The family is the third richest in the world, yet the brothers live frugally and clock in to work like the rest of their so-called "associates". These are addressed by their first names, lavishly rewarded and systematically terrorised. Such is the "corporate culture" at Mars that associates check the pet food by tasting it.
Mars owes the majority of its peculiarities to Forrest Sr, a tycoon so tigerish as to make most of the great beasts in the commercial jungle look like pussy cats. Born in 1904, the son of a small-time American confectioner, Forrest made a fortune in England during the Thirties, inventing the Mars bar and manufacturing it on assembly-line principles. His office was equally streamlined, open plan and non-bureaucratic. But Forrest, the antithesis of Quakerish Cadbury's and Rowntree's, behaved as though he were making bombs, not bon-bons. He drove his employees with such ferocity that the birthmarks on his forehead often pulsated blood red.
Forrest applied the same techniques to bringing up his children. But in 1974 he gave them the business, a nutty personal fiefdom that was also one of the most efficient multinational corporations in the world (Forrest Sr soon got bored with retirement; he founded a liqueur chocolate empire in Las Vegas, where he uses two-way mirrors to spy on his workers, who call their nonagenarian boss the "phantom of the candy factory").
Hershey, Mars's chief rival for mastery of the $14bn (pounds 8.75bn) confectionery market in America is a more orthodox organisation. Whereas the Mars brothers practise what an associate calls "seagull management" - "They swoop down, shit and fly away" - the Hershey organisation is governed by a standard executive hierarchy. Ranks of chocolate soldiers are marshalled against Mars.
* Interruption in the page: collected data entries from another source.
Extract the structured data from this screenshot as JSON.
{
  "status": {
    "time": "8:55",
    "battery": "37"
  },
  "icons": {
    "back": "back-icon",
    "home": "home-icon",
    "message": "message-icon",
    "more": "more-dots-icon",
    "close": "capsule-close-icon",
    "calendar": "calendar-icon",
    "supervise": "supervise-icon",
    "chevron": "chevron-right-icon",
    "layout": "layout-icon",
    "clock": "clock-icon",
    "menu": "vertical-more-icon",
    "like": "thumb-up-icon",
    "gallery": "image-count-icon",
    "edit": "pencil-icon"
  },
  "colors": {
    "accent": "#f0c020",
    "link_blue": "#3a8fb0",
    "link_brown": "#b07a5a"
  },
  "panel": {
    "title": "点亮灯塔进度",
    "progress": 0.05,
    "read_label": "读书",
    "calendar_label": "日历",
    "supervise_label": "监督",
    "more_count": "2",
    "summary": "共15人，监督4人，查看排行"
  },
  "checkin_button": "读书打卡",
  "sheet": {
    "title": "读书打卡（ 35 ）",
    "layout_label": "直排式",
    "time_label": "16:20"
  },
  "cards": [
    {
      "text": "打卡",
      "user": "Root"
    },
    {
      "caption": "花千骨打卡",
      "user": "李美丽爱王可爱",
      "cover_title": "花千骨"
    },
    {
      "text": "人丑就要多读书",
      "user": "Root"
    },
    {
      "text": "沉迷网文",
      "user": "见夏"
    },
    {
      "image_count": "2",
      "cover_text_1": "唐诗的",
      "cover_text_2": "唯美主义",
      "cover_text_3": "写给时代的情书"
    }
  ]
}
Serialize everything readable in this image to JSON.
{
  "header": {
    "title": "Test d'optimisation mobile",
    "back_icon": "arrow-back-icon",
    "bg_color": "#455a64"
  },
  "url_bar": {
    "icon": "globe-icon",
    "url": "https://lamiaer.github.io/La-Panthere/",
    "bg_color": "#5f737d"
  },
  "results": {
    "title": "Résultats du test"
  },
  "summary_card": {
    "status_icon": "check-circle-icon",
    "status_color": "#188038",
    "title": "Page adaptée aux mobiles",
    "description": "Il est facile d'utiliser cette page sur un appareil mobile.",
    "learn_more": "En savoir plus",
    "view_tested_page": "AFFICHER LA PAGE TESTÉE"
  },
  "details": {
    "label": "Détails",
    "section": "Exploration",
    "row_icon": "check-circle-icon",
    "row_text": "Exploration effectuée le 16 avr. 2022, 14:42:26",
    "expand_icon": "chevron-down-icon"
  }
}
Yet Hershey's history is, if anything, the more remarkable.
The firm was founded in the 1890s by Milton Hershey, who had already become America's caramel tsar and then found a way of combining the incompatible ingredients of milk and chocolate. His mixture is sour and gritty to European (and even Canadian) palates. But it formed American taste. The nickel Hershey bar became synonymous with chocolate, especially after being supplied to GIs during the two world wars. Since it is not sweet enough to be completely satisfying, Americans soon began to eat a lot of it - the current annual figure is 25lb per stomach.
Milton was an experimenter and idealist. He spent millions of dollars in a doomed attempt to turn surplus cocoa butter into soap; it smelt so chocolaty that people tried to eat it. He also built a Utopian township, named Hershey, around his huge Pennsylvania factory. It was run on paternalistic lines and Milton checked to see whether householders cut their grass. The town's air was so permeated by chocolate that breathing seemed liable to induce tooth decay.
In 1918, when his beloved, childless wife died, Milton donated his entire estate to the orphanage that they had founded. Today, one of the richest educational institutions in the country, it gives America's underprivileged a smacking Hershey Kiss.
Joel Glenn Brenner, who was formerly a journalist on The Washington Post, is prone to elementary errors: she describes Slough as "a small industrial town about 30 miles north of London" and she thinks that the US entered the Second World War in 1942. There is also some question about her central argument. Mars is at war not just with Hershey, but with everyone.
But Brenner is a good storyteller, and she has an excellent story to tell. She gives a lively account of the history of chocolate, food of the gods to the Aztecs, aphrodisiac to Louis XV's mistresses, pot of gold to the "high-rolling cocoa-bean gnomes" of Zurich. And she deserves credit for penetrating the closed, Willy Wonka-like world of the chocolate makers, with their esoteric recipes, their clandestine processes and their obsession about industrial espionage - contractors called in to mend machinery at Mars, for example, are led through the plant blindfolded.
She uncovers fascinating episodes in the great confectionery contest: the search for the grail of chocolate that melts in your mouth but not in your hand; Mars's conquest of post-Communist Eastern Europe and the "Snickerisation of Russia"; Hershey's brilliant use of Steven Spielberg's film ET to promote Reese's Pieces (peanut-butter Smarties - ugh). In sum, this is bright, brittle but somewhat cloying stuff. It will appeal most to those with a literary sweet tooth, for Brenner sounds like a chocoholic and her prose gets as gooey as a Milky Way on a hot afternoon.